La capacità di rientrare da tale ammanco di entrate, potrebbe consentire in tempi di particolare emergenza, come questi, di attingere dalle casse pubbliche con poco indebitamento e con un volume di spesa ben superiore ai 5 miliardi per i "ristori", e molto più vicino alle cifre ben superiori che stanno rendendo disponili Stati con conti pubblici meno disastrati, come ad esempio la Germania.
Che lo Stato debba assicurare alle categorie messe in estrema difficoltà dal Covid-19, non certo da altre categorie sociali che molti da incoscienti e mestatori narrano come "contrapposte", è necessario e nessuno lo nega.
Queste categorie, supposte "garantite" pagheranno senz'altro lo scotto. Se non in termini di contributi di solidarietà, in termini di maggiore tassazione o di interventi sui redditi (blocco della contrattazione o la solita idea del blocco o rinvio delle tredicesime per i dipendenti pubblici, tanto in voga all'epoca del governo Monti).

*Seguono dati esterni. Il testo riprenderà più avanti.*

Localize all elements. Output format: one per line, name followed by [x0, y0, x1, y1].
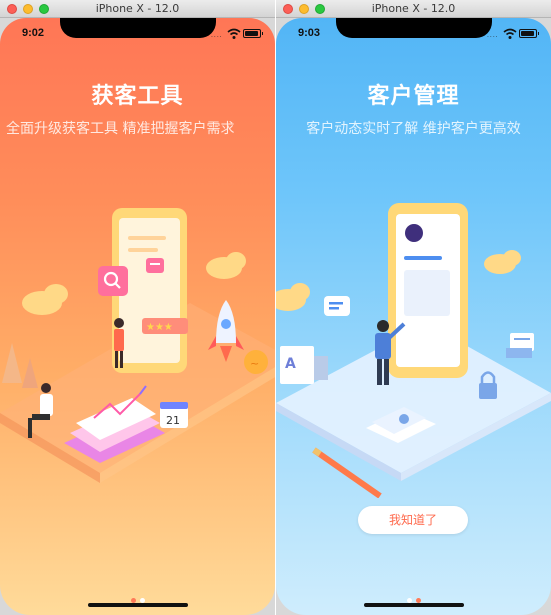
battery-icon: [243, 29, 261, 38]
onboarding-subtitle: 全面升级获客工具 精准把握客户需求: [6, 121, 235, 137]
status-icons: ····: [487, 28, 539, 41]
status-bar: 9:02 ····: [0, 18, 275, 48]
cloud-icon: [484, 250, 521, 274]
window-titlebar[interactable]: iPhone X - 12.0: [276, 0, 551, 18]
svg-text:A: A: [285, 356, 296, 372]
svg-text:~: ~: [250, 357, 259, 370]
onboarding-title: 获客工具: [91, 84, 184, 109]
got-it-button[interactable]: 我知道了: [358, 506, 468, 534]
document-icon: A: [280, 346, 328, 384]
chat-bubble-icon: [146, 258, 164, 273]
device-screen: 9:03 ···· 客户管理 客户动态实时了解 维护客户更高效 A 我知道了: [276, 18, 551, 615]
signal-icon: ····: [487, 34, 499, 41]
home-indicator[interactable]: [364, 603, 464, 607]
rating-stars-icon: ★★★: [142, 318, 188, 334]
device-notch: [60, 18, 216, 38]
battery-icon: [519, 29, 537, 38]
svg-text:21: 21: [166, 414, 180, 427]
status-time: 9:02: [22, 27, 45, 39]
status-time: 9:03: [298, 27, 321, 39]
window-title: iPhone X - 12.0: [95, 2, 180, 15]
device-screen: 9:02 ···· 获客工具 全面升级获客工具 精准把握客户需求 ★★★ ~ 2…: [0, 18, 275, 615]
onboarding-title: 客户管理: [367, 84, 460, 109]
svg-text:★★★: ★★★: [146, 322, 173, 333]
cloud-icon: [276, 283, 310, 311]
device-notch: [336, 18, 492, 38]
coin-icon: ~: [244, 350, 268, 374]
document-icon: [506, 333, 534, 358]
search-icon: [98, 266, 128, 296]
window-title: iPhone X - 12.0: [371, 2, 456, 15]
smartphone-icon: [388, 203, 468, 378]
home-indicator[interactable]: [88, 603, 188, 607]
wifi-icon: [227, 28, 241, 39]
cone-icon: [2, 343, 22, 383]
customer-acquisition-illustration: ★★★ ~ 21: [0, 208, 275, 483]
window-titlebar[interactable]: iPhone X - 12.0: [0, 0, 275, 18]
page-indicator[interactable]: [0, 588, 275, 603]
calendar-icon: 21: [160, 402, 188, 428]
chat-bubble-icon: [324, 296, 350, 316]
page-indicator[interactable]: [276, 588, 551, 603]
onboarding-subtitle: 客户动态实时了解 维护客户更高效: [306, 121, 521, 137]
cloud-icon: [206, 252, 246, 279]
cone-icon: [22, 358, 38, 388]
status-bar: 9:03 ····: [276, 18, 551, 48]
status-icons: ····: [211, 28, 263, 41]
cloud-icon: [22, 284, 68, 315]
signal-icon: ····: [211, 34, 223, 41]
customer-management-illustration: A: [276, 203, 551, 498]
simulator-window-left: iPhone X - 12.0 9:02 ···· 获客工具 全面升级获客工具 …: [0, 0, 275, 615]
wifi-icon: [503, 28, 517, 39]
simulator-window-right: iPhone X - 12.0 9:03 ···· 客户管理 客户动态实时了解 …: [276, 0, 551, 615]
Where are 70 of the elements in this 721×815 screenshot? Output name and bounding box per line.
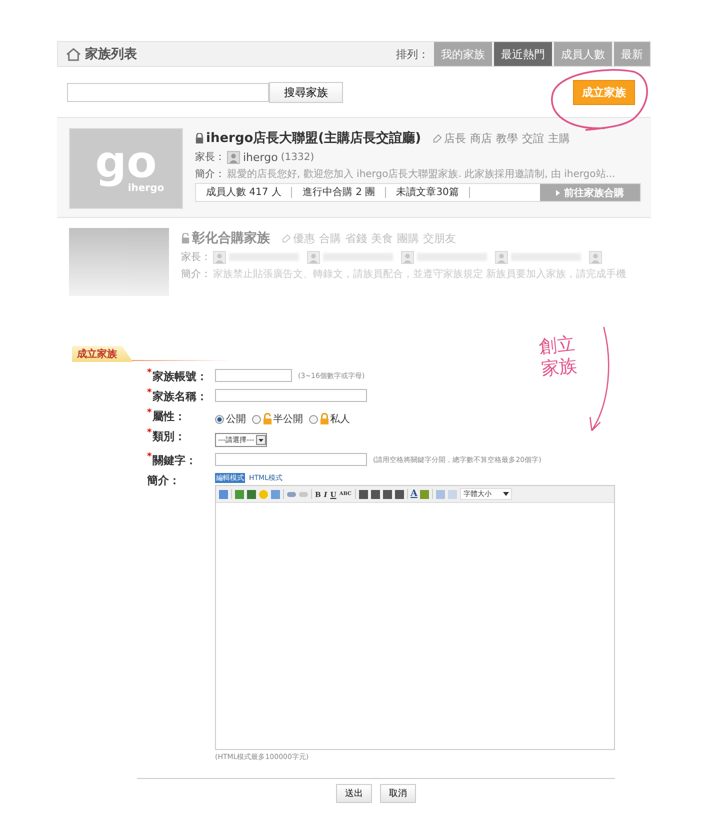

Porre il problema di interventi mirati, tipo cassa integrazione, per dipendenti pubblici la cui attività lavorativa risulti sospesa è corretto e non rinviabile.
Ma, pensare che la "divisione" sociale, fomentata dai mestatori, possa risolversi col mal comune mezzo gaudio, è anche economicamente privo di senso. Si finirebbe solo per deprimere ulteriormente il Pil e per far mancare parte di fiato alla domanda interna quando, si spera presto, il virus sarà vinto.
Mestare e fomentare, non ha alcun senso, è, anzi, devastante.
Spingere, invece, perchè la spesa pubblica (di quello Stato tanto deprecato, che per fortuna al momento opportuno viene invocato e può, magari in ritardo e in modo scalcagnato, fornire sostegni) aumenti, sia erogata velocemente, investa proprio tutti, ha un senso.
Senza dimenticare, però, che alla fine di questa avventura il contributo ai servizi (che comprendono, sanità, trasporti, scuola, tutti quei servizi in crisi anche per il basso Pil e la troppa evasione fiscale) sia, finalmente, esteso a tutti.